A clerk at a near counter almost petrified at sight of his employer’s bizarre rig. Monkton, recently elevated to the managership, gasped, swallowed, and maintained his imperturbable attentiveness. The lady bookkeeper, glancing down from her glass eyrie on the inside balcony, took one look and buried her giggles in the day book. Josiah Childs saw most of all this, but he did not mind. He was starting on his vacation, and his head and heart were buzzing with plans and anticipations of the most adventurous vacation he had taken in ten years. Under his eyelids burned visions of East Falls, Connecticut, and of all the home scenes he had been born to and brought up in. Oakland, he was thoroughly aware, was more modern than East Falls, and the excitement caused by his garb was only to be expected. Undisturbed by the sensation he knew he was creating among his employes, he moved about, accompanied by his manager, making last suggestions, giving final instructions, and radiating fond, farewell glances at all the loved details of the business he had built out of nothing.

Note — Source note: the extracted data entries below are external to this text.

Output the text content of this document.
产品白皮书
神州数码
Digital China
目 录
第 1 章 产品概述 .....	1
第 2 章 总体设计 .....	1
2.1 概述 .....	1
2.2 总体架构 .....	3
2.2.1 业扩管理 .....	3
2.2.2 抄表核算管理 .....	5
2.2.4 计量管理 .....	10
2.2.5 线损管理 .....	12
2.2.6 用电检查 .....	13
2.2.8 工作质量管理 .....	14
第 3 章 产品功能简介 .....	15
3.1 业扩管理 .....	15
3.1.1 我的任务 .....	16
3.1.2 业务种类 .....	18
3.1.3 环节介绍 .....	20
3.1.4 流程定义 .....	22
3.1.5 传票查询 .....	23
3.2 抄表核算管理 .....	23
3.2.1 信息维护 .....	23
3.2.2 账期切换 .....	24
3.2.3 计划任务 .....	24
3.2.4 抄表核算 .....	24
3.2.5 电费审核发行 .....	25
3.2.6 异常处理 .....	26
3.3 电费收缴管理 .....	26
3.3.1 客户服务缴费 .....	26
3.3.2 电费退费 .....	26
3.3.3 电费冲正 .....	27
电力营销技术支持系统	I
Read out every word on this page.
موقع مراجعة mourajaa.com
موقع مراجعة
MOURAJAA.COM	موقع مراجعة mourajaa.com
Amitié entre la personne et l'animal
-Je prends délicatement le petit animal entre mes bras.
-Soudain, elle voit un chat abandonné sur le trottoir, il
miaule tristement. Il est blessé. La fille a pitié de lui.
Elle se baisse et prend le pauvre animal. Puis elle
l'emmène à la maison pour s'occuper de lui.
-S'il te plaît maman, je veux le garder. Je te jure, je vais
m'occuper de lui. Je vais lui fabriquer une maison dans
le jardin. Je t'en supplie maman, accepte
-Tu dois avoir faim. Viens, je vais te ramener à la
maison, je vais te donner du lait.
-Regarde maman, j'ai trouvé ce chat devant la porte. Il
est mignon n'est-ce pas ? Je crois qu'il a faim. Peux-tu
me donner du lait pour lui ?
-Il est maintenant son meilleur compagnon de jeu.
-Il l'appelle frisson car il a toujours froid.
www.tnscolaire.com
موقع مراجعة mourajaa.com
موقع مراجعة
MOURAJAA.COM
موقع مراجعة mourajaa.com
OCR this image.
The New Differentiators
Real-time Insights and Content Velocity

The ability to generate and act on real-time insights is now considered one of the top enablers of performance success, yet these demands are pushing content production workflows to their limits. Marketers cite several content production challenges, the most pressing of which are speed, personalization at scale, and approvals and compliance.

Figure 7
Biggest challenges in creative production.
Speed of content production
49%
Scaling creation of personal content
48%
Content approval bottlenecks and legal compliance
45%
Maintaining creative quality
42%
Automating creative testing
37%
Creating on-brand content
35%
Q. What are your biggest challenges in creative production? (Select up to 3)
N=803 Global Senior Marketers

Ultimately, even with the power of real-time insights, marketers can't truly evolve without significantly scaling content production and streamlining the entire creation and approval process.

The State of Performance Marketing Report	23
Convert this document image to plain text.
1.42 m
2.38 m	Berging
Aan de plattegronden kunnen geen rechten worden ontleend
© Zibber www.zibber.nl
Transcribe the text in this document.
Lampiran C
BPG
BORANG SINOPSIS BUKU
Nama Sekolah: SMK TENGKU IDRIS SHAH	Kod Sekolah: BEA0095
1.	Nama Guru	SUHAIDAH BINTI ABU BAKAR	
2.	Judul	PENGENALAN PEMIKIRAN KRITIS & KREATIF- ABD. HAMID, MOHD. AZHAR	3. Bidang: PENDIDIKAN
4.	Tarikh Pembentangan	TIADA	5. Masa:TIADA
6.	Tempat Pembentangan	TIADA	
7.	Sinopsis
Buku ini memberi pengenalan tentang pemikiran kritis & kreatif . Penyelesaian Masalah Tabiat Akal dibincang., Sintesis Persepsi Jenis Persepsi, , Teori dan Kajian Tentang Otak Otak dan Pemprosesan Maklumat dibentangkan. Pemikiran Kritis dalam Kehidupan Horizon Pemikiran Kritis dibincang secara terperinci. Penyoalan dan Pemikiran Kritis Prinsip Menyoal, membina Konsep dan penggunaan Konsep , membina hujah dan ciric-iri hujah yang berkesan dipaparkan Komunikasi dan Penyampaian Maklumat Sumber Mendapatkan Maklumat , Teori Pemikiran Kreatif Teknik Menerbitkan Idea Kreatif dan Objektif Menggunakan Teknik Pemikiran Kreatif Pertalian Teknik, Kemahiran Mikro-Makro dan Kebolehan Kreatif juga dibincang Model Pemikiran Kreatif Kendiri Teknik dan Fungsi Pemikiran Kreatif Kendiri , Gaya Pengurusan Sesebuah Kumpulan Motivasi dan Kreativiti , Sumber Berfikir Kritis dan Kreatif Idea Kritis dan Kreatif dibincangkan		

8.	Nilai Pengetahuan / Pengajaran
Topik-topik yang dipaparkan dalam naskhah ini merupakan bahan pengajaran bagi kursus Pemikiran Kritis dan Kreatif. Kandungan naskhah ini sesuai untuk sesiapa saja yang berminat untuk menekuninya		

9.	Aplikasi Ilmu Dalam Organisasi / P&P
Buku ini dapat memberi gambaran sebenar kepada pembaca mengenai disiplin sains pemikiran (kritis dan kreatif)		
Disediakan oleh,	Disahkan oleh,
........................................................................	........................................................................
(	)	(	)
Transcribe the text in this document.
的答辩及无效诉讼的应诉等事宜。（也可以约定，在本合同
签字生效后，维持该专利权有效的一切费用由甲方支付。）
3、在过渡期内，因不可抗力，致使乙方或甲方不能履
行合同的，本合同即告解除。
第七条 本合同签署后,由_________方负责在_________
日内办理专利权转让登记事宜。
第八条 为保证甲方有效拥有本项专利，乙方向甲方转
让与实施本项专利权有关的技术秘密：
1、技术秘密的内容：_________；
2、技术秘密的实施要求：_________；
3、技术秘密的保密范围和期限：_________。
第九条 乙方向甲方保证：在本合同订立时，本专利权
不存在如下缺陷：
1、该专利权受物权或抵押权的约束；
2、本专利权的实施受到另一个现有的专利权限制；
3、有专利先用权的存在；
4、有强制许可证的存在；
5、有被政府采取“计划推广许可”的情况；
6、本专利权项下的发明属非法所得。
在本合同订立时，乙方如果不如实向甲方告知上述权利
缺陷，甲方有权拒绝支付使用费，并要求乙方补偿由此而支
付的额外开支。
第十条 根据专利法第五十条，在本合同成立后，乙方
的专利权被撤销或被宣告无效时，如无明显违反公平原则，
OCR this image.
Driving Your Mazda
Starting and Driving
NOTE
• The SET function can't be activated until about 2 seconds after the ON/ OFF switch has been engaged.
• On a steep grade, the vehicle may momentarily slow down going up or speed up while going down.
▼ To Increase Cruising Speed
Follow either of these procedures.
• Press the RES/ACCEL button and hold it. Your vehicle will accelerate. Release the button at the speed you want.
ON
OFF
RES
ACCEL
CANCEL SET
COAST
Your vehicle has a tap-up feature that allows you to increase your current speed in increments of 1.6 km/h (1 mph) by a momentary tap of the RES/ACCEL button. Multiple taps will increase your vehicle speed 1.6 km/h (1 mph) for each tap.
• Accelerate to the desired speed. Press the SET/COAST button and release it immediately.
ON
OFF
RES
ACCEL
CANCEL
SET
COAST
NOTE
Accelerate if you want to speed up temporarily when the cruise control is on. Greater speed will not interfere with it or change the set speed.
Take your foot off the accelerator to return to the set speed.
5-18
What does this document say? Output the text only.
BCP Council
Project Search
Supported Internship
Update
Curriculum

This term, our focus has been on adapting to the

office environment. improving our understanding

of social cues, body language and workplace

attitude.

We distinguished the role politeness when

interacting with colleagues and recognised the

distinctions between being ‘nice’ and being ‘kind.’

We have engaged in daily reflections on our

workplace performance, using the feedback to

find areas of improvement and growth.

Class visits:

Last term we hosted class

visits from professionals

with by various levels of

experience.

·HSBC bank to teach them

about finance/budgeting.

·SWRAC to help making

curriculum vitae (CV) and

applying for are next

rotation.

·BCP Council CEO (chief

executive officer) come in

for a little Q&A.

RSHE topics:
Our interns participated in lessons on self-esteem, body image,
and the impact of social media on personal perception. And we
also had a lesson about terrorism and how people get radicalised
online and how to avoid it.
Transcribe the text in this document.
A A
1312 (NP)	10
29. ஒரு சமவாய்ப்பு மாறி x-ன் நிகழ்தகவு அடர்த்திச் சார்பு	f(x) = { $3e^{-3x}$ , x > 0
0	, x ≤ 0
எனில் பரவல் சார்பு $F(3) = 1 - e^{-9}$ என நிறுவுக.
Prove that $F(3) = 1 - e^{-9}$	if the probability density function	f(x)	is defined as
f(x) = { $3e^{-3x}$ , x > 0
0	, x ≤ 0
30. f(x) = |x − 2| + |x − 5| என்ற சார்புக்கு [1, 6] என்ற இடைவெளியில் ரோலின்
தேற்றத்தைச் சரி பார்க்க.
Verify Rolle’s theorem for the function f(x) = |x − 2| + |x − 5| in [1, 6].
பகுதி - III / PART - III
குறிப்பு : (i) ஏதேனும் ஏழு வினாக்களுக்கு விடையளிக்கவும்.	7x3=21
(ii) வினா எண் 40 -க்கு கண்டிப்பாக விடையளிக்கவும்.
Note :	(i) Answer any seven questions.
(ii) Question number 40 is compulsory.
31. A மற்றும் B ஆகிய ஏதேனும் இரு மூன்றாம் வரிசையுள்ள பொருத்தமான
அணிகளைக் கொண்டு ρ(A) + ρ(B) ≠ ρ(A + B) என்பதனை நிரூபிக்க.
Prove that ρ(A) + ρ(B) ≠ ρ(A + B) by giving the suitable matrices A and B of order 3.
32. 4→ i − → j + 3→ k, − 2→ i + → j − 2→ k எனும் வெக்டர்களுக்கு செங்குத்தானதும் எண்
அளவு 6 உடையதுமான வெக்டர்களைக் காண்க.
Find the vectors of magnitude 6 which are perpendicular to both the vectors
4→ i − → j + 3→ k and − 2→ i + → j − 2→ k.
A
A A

He had a right to be proud of Childs’ Cash Store. Twelve years before he had landed in Oakland with fourteen dollars and forty-three cents. Cents did not circulate so far West, and after the fourteen dollars were gone, he continued to carry the three pennies in his pocket for a weary while. Later, when he had got a job clerking in a small grocery for eleven dollars a week, and had begun sending a small monthly postal order to one, Agatha Childs, East Falls, Connecticut, he invested the three coppers in postage stamps. Uncle Sam could not reject his own lawful coin of the realm.